Removal and Replacement of Breast Prosthesis (Breast Implants)

Estimated Patient Impact:

  • fewer patients who need removal or replacement of breast implants will meet criteria for MBS rebates or private Insurance coverage
  • higher out of pocket costs and paying for the full costs of breast revision operations, even when medically necessary, is a potential likelihood for some patients

Eyelid Surgery and Medicare

Blepharoplasty – you will need to have an independent eye specialist verify your sagging eyelids are impacting your vision (e.g. impeding your field of vision).

Estimated Patient Impact:

  • attending additional exams by other Doctors/Specialists to assess eligibility
  • more paperwork and photographic submissions may be required, including an extra GP Referral to a Specialist PLUS costs of medical visits and paperwork/reports
  • higher medical expenses to see the eye/vision specialist separately to your GP and separately to your Plastic Surgeon or Oculoplastic Surgeon
  • not being eligible if there is a marginal level of ptosis or marginal impairment to a person’s field of vision due to eyelid ptosis 
  • Patient may decide to delay eyelid surgery until eyelid ptosis impedes vision, in order to have Medicare coverage of a Blepharoplasty

Eyelids often sag unevenly – what if one eyelid meets MBS criteria but the other eyelid does not meet criteria? This may impact surgery coverage also.

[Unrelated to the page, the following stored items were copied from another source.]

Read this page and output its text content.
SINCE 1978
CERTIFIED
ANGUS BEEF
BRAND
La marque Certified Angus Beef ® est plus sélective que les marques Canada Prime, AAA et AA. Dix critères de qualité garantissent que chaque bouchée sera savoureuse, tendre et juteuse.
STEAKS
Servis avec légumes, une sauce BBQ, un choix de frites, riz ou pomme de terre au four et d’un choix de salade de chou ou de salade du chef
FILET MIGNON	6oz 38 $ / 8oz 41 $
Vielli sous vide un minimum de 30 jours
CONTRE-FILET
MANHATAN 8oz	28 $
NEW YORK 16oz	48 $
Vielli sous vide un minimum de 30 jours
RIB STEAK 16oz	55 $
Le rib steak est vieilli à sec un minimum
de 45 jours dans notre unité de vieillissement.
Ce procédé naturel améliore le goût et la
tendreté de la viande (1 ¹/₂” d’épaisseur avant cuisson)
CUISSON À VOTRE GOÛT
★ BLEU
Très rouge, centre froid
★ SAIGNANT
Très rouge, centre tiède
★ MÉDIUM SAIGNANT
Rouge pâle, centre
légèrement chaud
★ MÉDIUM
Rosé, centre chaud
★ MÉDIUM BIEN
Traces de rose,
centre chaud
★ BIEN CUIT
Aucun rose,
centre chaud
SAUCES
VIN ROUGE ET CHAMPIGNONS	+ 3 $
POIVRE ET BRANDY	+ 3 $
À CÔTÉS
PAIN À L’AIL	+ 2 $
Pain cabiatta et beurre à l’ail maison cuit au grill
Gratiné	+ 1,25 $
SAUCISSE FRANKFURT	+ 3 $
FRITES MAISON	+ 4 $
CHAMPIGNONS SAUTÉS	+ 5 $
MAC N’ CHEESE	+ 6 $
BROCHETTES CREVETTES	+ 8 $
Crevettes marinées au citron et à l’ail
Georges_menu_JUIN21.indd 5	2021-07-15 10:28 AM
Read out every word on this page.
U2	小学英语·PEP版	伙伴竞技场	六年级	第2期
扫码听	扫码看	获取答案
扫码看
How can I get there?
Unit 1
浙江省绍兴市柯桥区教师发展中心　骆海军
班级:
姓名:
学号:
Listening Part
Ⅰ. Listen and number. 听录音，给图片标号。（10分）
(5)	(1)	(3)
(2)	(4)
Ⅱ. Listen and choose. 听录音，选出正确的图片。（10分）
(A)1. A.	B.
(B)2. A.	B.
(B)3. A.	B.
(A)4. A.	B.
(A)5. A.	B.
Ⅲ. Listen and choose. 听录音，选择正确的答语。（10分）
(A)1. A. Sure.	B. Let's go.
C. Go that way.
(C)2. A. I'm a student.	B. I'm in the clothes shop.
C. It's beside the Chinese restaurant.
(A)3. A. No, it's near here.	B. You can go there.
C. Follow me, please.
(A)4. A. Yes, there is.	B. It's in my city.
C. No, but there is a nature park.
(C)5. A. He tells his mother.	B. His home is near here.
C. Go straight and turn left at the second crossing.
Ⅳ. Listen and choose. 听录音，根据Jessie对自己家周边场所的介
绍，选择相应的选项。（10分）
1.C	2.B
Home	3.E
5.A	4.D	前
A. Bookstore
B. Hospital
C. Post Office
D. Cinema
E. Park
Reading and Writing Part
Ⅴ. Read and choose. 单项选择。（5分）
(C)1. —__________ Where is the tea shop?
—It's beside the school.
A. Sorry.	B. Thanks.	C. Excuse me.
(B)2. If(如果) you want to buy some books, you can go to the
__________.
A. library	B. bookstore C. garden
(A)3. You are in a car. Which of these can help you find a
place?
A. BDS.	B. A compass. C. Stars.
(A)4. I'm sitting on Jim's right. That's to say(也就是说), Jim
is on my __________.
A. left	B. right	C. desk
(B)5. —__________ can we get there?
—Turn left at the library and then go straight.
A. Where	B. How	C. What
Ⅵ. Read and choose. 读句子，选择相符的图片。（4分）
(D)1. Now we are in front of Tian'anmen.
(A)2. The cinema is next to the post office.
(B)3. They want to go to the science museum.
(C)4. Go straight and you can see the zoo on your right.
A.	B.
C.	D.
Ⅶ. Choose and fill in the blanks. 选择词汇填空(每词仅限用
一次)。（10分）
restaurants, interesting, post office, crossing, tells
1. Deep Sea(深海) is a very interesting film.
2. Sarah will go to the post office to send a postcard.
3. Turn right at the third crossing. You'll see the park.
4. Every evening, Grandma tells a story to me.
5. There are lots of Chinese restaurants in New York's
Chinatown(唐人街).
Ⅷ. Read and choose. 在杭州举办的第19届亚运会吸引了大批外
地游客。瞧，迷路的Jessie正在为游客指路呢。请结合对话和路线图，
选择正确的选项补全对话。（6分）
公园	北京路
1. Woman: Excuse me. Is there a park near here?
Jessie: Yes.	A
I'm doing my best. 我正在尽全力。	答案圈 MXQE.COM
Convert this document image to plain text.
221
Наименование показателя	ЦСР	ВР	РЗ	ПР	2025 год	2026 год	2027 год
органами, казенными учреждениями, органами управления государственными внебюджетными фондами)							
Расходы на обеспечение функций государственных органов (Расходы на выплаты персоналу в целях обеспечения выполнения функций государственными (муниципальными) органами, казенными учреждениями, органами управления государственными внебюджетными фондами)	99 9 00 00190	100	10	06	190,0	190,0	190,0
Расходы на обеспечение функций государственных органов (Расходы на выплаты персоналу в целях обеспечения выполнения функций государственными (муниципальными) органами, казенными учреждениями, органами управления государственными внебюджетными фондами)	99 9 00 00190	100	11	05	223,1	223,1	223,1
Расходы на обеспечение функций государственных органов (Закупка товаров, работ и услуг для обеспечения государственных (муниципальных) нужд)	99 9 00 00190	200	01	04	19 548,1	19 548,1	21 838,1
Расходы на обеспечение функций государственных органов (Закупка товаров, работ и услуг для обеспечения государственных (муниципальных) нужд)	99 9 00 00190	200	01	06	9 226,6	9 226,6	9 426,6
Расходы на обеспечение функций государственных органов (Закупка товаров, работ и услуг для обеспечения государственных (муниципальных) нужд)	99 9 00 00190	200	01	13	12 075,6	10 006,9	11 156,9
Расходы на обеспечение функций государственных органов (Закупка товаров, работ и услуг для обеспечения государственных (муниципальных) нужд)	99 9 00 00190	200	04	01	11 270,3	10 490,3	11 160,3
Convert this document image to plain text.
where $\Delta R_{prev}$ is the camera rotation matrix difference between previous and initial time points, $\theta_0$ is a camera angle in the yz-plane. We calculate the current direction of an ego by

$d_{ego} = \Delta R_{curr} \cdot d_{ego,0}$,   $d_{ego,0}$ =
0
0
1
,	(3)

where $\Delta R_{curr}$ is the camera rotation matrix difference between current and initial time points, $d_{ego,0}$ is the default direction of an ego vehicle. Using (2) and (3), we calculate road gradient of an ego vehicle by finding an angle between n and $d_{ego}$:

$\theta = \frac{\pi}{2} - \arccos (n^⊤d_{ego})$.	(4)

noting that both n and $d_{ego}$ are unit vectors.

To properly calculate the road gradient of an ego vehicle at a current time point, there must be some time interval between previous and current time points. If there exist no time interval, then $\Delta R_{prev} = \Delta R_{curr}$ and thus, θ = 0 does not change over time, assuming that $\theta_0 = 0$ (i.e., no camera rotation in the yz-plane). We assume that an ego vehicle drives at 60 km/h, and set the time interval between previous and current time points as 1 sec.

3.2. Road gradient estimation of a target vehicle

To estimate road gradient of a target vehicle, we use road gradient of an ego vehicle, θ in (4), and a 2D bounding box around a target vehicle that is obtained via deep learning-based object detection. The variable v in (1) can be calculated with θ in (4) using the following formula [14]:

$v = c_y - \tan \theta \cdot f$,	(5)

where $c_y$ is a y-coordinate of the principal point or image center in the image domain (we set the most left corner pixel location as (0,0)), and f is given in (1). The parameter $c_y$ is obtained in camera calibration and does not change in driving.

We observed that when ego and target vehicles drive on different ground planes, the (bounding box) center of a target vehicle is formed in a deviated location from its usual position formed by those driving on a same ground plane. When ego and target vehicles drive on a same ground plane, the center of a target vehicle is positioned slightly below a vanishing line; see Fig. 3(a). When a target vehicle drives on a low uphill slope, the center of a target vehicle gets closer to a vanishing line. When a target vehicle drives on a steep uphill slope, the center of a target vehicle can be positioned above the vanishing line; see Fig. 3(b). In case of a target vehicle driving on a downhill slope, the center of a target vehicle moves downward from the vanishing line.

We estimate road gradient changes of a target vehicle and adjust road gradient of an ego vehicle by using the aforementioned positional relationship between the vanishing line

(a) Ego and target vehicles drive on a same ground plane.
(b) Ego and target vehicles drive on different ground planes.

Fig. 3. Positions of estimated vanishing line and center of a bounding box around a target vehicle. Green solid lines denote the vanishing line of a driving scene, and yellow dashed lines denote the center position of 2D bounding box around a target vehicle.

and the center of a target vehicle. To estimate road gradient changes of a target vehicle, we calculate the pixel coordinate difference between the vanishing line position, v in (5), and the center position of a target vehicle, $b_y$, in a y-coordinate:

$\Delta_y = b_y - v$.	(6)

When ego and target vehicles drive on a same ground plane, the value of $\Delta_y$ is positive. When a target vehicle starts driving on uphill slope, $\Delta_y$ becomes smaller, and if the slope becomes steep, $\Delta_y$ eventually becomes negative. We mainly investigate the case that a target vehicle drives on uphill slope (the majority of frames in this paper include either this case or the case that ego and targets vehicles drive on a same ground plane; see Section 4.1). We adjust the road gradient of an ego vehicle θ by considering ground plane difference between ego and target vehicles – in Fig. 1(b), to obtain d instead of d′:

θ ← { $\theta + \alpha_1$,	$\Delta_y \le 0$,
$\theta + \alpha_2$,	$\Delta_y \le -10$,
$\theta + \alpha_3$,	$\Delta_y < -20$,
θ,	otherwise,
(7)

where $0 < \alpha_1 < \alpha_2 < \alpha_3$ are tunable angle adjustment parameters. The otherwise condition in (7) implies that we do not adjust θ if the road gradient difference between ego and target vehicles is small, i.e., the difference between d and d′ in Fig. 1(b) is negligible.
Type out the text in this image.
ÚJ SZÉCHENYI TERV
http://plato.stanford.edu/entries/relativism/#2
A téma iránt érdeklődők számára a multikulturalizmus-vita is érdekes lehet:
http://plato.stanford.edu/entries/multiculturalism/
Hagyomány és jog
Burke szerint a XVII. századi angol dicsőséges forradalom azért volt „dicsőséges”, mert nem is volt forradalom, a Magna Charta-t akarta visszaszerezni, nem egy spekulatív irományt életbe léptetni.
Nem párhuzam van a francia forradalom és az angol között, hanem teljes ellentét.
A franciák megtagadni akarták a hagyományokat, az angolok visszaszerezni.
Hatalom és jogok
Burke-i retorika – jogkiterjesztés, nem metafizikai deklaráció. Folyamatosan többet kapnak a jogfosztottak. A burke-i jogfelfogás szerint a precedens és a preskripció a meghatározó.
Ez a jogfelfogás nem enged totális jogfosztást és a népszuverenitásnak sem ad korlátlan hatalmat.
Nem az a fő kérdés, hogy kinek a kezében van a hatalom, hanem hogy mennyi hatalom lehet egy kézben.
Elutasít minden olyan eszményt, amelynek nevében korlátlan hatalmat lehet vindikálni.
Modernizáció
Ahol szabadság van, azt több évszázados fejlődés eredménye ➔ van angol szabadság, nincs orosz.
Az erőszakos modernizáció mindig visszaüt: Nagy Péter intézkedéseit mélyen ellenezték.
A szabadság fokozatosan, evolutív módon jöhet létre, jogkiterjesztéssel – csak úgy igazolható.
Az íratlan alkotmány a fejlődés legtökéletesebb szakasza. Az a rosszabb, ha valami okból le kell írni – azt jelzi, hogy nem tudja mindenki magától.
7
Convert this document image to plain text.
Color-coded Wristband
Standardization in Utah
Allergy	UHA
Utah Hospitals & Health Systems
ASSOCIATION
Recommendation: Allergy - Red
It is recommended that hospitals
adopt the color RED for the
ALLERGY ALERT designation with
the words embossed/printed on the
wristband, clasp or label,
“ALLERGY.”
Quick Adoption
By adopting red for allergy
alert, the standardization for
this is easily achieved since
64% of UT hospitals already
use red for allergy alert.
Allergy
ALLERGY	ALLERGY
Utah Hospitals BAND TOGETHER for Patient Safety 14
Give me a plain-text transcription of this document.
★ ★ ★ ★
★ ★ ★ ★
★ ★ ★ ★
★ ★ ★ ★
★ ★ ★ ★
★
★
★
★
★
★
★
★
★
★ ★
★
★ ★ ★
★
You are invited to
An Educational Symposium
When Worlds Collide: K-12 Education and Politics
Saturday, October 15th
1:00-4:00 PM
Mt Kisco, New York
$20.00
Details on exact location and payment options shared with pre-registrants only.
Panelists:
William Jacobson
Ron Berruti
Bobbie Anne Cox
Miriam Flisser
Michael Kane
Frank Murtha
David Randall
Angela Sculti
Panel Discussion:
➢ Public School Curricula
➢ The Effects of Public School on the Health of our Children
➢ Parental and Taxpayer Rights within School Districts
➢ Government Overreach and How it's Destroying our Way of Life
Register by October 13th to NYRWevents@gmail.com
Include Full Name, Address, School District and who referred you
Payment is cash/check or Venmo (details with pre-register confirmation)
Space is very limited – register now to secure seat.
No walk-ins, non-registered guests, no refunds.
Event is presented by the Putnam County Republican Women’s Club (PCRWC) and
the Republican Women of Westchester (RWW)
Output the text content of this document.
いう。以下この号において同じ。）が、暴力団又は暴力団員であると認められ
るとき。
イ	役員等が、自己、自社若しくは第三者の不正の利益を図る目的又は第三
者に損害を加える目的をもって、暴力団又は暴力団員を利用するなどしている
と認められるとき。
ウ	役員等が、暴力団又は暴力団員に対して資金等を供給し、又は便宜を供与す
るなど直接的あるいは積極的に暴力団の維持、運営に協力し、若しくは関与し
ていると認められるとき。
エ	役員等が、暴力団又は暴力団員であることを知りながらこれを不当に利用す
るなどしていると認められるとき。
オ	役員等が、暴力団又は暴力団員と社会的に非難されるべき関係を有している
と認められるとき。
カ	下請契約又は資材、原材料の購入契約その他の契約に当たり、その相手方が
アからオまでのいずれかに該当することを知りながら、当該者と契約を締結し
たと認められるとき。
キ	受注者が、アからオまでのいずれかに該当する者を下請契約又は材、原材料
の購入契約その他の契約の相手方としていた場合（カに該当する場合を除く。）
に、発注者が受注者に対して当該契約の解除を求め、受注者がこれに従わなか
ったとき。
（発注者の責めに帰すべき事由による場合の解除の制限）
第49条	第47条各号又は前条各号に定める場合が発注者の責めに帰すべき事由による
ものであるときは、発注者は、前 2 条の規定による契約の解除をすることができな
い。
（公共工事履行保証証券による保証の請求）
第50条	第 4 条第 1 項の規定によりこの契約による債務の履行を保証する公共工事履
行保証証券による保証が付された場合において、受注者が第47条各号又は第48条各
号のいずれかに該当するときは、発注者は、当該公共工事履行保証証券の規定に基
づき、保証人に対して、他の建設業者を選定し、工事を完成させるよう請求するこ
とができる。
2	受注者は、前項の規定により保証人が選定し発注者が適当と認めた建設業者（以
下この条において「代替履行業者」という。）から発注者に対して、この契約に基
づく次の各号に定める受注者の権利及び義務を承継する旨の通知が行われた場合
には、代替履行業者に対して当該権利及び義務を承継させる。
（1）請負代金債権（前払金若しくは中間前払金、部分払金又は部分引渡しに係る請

Skin Reduction or Belt Lipectomy after Weight Loss or Bariatric Surgery

  • Definitions and rebate criteria for skin reduction surgery after Weight Loss, such as Abdominoplasty/Belt Lipectomy or Circumferential Abdominoplasty as well as Arm Reduction/Brachioplasty procedures, are changing.
  • Multiple procedures at one time will NOT be covered.

Estimated Patient Impact:

  • Patients with abundance skin (redundant skin folds) are likely to NOT be permitted to combine skin reduction procedures in one operation if they seek Medicare rebates and/or private Health Insurance Fund cover of hospital or surgery costs (partial rebates)
  • higher overall out-of-pocket costs to patients for these operations
  • requirement of separate operations may delay a patient in restoring natural contours after losing weight when they have many folds of redundant skin and chaffing, flapping and other excess skin fold problems

Otoplasty

Change:

  • Only covered for individuals under the age of 18s
  • Lower rebate is likely

Estimated Patient Impact:

  • Surgery must be attained BEFORE patient reaches adult consent level (under 18)
  • Requiring parental consent
  • Costs will likely be higher overall

Other Plastic Surgery procedures impacted by 1 November 2018 changes:

Recommendations for Plastic Surgery Patients in View of Medicare Changes effective 1 November 2018

  • Stay informed – visit MBS for details and watch for news releases about Medicare Changes in Australia.
  • Call our team and ask if your Quote is going to change or if your insurance coverage is likely to be impacted (you likely need to check with your health fund as well or instead of our team, but we may be able to provide preliminary information based on news releases).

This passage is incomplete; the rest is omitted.